Bent Saguaros, And Damn Godd Advice From Dali

May 23, 2013
I am always on the lookout for good art models and I met this young, well-dressed reenactor at Buck Montgomery's Wild West Show in Glendale a while back. I thought he had a great look and it's so rare to find a young guy who is into it. Got his name and number, but lost it. Anybody know this young, authentic looking man?

Believe it or not, one of the attractions to moving to Cave Creek back in 1986 was the copious amounts of saguaros in the area. We are at 2,200 feet and that seems to be the elevation that the big sentinels agree with the most (not surprisingly, Tucson is at the same elevation). Anyway, our house looks down into Cave Creek, and down in the bottoms are very big saguaros, some of which have dramatically bent arms. I sketched this big, fifty footer not long after we moved out here:

You don't see these specimens on postcards, probably because they aren't the classic shape, but I find them fascinating and beautiful in their own right. I have been told by oldtime Creekers that the reason for the bent arms is because the creek bottom holds down the cold air in winter and the saguaros get frostbite and instead of growing straight up, they twist in agony to survive. I'm checking with a botanist to see if this is true.

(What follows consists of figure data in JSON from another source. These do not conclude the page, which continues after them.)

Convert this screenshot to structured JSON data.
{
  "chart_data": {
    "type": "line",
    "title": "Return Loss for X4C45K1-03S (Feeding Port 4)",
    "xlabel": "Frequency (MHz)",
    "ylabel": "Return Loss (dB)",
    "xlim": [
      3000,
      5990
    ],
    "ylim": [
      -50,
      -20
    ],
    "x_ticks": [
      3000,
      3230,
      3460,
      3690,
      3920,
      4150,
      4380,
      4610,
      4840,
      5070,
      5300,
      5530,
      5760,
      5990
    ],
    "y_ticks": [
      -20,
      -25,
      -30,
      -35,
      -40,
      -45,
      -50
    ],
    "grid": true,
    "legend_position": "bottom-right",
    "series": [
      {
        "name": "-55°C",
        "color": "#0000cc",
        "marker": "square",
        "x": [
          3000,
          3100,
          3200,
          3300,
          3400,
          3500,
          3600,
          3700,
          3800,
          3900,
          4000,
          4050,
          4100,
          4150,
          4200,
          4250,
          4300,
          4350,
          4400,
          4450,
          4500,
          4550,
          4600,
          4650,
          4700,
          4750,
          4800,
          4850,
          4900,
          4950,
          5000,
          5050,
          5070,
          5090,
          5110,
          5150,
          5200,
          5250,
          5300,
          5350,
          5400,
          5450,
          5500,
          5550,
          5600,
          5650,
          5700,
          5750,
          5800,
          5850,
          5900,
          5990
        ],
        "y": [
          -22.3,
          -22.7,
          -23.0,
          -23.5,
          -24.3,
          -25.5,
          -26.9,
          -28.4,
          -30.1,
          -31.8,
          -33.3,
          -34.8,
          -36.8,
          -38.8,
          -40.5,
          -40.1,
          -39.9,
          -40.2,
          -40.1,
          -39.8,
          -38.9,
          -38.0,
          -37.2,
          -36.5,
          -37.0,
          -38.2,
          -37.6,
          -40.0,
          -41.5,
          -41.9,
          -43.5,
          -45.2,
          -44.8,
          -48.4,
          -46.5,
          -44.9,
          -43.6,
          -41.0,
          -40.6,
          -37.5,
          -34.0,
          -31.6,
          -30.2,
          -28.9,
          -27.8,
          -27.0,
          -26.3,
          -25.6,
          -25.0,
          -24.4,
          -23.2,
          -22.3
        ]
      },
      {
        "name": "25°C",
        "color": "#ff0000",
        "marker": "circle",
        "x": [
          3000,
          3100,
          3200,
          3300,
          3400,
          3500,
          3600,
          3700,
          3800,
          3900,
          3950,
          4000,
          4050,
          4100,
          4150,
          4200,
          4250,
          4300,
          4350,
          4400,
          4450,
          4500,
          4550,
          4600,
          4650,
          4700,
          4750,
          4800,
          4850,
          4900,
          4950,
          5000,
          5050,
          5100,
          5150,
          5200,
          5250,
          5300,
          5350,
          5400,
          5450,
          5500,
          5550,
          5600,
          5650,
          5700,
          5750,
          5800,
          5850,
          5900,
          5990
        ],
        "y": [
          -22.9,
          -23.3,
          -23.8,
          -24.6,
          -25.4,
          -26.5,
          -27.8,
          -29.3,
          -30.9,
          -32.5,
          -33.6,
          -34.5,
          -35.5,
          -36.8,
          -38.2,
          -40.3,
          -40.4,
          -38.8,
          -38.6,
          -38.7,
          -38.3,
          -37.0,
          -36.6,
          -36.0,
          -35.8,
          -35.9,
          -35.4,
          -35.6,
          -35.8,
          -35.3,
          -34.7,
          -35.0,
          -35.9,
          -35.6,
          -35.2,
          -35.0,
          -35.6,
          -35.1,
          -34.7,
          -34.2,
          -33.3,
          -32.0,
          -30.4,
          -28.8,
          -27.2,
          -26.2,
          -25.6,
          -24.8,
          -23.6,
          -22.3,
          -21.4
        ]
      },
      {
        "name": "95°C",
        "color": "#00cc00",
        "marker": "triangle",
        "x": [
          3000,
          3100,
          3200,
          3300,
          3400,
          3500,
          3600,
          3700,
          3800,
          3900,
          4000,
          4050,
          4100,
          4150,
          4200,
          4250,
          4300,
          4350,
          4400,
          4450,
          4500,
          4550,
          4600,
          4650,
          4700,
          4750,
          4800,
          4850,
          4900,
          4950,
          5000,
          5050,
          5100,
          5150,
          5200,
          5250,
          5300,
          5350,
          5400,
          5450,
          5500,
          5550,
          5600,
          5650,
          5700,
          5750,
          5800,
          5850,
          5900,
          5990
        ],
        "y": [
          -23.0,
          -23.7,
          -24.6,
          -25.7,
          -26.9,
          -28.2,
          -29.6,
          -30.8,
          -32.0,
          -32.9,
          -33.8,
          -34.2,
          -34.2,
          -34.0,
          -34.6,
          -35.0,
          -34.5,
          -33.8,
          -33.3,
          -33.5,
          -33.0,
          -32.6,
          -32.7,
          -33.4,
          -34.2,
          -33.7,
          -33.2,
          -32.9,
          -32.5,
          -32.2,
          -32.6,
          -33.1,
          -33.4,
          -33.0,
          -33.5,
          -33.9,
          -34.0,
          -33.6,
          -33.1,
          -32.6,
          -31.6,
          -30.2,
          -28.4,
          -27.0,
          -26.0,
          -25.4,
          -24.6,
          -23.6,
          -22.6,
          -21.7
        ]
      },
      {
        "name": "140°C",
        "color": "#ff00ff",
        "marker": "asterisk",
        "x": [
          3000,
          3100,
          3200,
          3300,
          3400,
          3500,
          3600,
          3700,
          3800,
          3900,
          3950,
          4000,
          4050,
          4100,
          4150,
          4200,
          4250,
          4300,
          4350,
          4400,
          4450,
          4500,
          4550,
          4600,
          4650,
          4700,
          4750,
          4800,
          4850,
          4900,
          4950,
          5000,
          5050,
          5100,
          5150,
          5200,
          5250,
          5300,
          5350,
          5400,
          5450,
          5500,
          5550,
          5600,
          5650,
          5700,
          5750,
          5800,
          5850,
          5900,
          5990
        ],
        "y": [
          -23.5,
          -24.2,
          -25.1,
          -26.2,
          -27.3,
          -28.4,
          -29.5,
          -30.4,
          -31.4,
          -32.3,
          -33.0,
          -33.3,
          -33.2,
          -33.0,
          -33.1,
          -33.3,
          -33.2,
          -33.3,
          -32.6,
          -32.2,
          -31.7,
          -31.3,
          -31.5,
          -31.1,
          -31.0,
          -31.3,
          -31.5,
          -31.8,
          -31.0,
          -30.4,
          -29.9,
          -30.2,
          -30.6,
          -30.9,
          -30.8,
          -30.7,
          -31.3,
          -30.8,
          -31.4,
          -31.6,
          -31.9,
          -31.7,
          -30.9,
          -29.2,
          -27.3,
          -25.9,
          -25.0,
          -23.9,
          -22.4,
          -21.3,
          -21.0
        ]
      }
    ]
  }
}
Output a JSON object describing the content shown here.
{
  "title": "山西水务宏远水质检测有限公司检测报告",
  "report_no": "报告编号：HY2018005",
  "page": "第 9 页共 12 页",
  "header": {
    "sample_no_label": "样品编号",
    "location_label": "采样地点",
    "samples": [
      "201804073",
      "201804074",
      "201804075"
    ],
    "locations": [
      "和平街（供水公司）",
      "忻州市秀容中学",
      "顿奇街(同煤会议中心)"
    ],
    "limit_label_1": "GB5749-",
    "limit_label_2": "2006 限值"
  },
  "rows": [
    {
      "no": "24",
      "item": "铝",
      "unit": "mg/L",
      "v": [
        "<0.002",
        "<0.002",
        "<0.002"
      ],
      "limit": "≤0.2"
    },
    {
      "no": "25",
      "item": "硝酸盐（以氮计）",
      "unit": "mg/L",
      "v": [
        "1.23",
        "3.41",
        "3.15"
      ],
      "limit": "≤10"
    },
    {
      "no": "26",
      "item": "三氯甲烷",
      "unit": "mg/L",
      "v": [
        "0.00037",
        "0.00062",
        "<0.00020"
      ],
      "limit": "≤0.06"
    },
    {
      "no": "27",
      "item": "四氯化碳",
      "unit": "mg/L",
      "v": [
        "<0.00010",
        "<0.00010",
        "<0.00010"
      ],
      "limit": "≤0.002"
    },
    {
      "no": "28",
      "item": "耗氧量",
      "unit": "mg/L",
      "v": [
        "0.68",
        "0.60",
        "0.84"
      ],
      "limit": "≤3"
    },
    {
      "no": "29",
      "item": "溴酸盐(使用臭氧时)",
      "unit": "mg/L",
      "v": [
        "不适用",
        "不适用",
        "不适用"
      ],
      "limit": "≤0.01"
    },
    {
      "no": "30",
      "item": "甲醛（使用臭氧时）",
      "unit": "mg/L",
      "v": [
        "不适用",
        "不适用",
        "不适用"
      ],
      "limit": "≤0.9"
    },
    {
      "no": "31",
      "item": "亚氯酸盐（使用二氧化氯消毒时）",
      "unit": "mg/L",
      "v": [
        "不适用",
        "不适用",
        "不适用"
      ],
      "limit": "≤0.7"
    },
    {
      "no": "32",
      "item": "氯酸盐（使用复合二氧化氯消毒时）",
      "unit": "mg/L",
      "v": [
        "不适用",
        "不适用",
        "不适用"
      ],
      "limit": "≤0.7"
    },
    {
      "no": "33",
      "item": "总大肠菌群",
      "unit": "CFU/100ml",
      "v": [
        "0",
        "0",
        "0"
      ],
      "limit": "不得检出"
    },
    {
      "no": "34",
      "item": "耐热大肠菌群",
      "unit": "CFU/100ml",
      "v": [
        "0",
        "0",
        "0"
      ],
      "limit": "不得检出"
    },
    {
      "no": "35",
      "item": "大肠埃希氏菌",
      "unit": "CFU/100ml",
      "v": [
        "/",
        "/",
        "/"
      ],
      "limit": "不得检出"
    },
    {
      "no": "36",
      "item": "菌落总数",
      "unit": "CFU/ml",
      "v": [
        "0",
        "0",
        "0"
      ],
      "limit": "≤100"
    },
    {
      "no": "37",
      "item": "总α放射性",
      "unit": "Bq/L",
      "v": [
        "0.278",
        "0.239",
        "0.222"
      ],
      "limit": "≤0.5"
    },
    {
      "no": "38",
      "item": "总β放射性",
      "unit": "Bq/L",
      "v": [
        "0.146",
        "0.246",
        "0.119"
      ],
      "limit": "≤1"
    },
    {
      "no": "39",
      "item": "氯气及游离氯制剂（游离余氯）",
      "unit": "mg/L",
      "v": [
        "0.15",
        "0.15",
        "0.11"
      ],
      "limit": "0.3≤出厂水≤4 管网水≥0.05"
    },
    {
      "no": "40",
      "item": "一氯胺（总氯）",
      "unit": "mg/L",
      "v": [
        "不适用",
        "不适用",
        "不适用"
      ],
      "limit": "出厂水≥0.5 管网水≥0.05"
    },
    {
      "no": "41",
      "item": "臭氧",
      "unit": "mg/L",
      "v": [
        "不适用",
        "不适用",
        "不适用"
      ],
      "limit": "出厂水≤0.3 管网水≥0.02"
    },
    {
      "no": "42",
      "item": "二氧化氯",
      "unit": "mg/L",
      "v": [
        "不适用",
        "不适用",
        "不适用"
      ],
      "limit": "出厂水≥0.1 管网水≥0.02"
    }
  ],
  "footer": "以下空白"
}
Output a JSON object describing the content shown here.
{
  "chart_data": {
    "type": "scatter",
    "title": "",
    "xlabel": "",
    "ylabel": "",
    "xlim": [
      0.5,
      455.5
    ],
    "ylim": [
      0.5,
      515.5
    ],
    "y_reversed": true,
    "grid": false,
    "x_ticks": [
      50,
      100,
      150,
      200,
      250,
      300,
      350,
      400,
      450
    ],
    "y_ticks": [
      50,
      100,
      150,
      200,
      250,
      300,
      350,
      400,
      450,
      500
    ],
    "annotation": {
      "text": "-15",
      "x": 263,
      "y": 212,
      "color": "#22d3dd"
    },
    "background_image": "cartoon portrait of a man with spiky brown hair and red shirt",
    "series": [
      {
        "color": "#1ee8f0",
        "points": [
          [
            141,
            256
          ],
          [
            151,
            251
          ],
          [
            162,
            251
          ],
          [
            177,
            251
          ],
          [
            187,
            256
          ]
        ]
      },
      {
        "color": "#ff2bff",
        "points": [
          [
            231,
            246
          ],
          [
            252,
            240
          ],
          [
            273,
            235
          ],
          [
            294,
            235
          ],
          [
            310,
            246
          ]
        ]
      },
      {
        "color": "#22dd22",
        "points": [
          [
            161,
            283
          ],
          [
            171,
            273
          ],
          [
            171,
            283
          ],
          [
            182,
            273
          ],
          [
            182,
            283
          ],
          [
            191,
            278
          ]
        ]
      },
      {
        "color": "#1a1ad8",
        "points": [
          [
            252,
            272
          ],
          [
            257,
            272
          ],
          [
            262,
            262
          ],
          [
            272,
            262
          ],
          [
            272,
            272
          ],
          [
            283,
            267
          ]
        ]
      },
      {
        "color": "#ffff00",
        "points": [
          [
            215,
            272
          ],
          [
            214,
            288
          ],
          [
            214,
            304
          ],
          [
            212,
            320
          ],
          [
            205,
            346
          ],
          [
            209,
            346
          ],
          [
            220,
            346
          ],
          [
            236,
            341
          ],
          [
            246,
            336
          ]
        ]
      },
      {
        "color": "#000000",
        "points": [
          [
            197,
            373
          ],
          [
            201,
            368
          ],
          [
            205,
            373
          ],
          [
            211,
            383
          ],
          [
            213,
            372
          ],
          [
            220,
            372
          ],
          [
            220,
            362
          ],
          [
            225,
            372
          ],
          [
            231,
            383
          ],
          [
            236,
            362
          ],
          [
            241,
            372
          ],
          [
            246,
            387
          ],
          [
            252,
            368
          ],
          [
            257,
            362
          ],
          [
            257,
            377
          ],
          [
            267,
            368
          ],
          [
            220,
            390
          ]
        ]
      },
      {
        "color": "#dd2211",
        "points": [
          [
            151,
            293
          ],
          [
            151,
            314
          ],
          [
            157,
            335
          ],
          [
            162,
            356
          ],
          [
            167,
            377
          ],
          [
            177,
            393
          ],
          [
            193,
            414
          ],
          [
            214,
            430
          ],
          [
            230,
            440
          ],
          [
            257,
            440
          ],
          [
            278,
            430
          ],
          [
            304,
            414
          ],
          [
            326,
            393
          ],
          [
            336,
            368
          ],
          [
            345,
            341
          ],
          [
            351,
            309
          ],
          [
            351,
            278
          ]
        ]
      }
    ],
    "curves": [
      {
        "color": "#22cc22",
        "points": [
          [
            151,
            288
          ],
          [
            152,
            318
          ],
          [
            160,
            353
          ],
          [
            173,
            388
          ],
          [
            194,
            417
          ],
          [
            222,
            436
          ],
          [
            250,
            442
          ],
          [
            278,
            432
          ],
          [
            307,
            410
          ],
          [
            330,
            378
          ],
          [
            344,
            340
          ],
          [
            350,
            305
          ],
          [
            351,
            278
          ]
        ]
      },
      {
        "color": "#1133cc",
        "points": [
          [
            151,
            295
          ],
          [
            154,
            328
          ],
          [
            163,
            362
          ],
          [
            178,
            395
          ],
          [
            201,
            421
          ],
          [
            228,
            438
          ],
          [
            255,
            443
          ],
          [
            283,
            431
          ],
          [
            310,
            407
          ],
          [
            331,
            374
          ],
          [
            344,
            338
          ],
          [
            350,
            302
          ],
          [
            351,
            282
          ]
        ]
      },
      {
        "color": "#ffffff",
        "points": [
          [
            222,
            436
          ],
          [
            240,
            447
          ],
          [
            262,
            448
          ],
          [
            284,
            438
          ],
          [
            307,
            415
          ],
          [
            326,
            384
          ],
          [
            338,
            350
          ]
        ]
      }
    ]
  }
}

Working on the Bisbee Massacre for the next issue of True West and amazingly, no photos of the five (some say six) perpetrators have surfaced. It was a celebrated case and I can't believe C.S. Fly didn't take their photos during their incarceration in Tombstone. No photos of their hanging either, which is just quite odd. Of course, the lynching of John Heith is one of the most reprinted photos in Western history, but why the others were not captured on film is a real mystery to me.

And, also working on The 66 Kid:

Sir Wolfgang, of this site, sent me a great book on Salvador Dali. I had never really been a fan of his art, but the book, "50 Secrets of Magic Craftsmanship" is absolutely hilarious AND full of great artistic advice:

"The movement of your stipple brushes must be as mechanical and indifferent as you human organism will allow. And finally, the movement of the fan-shaped badger brush is the most rapid of all—so rapid that it cannot even be seen, exactly like the wings of the hummingbird."

And, then, there's this little nugget of wisdom: "It is undeniable that every good painter drools."

He's serious!

"The two most fortunate things that can happen to a painter are, first to be Spanish, and, second, to be named Dali. Those two fortunate things have happened to me."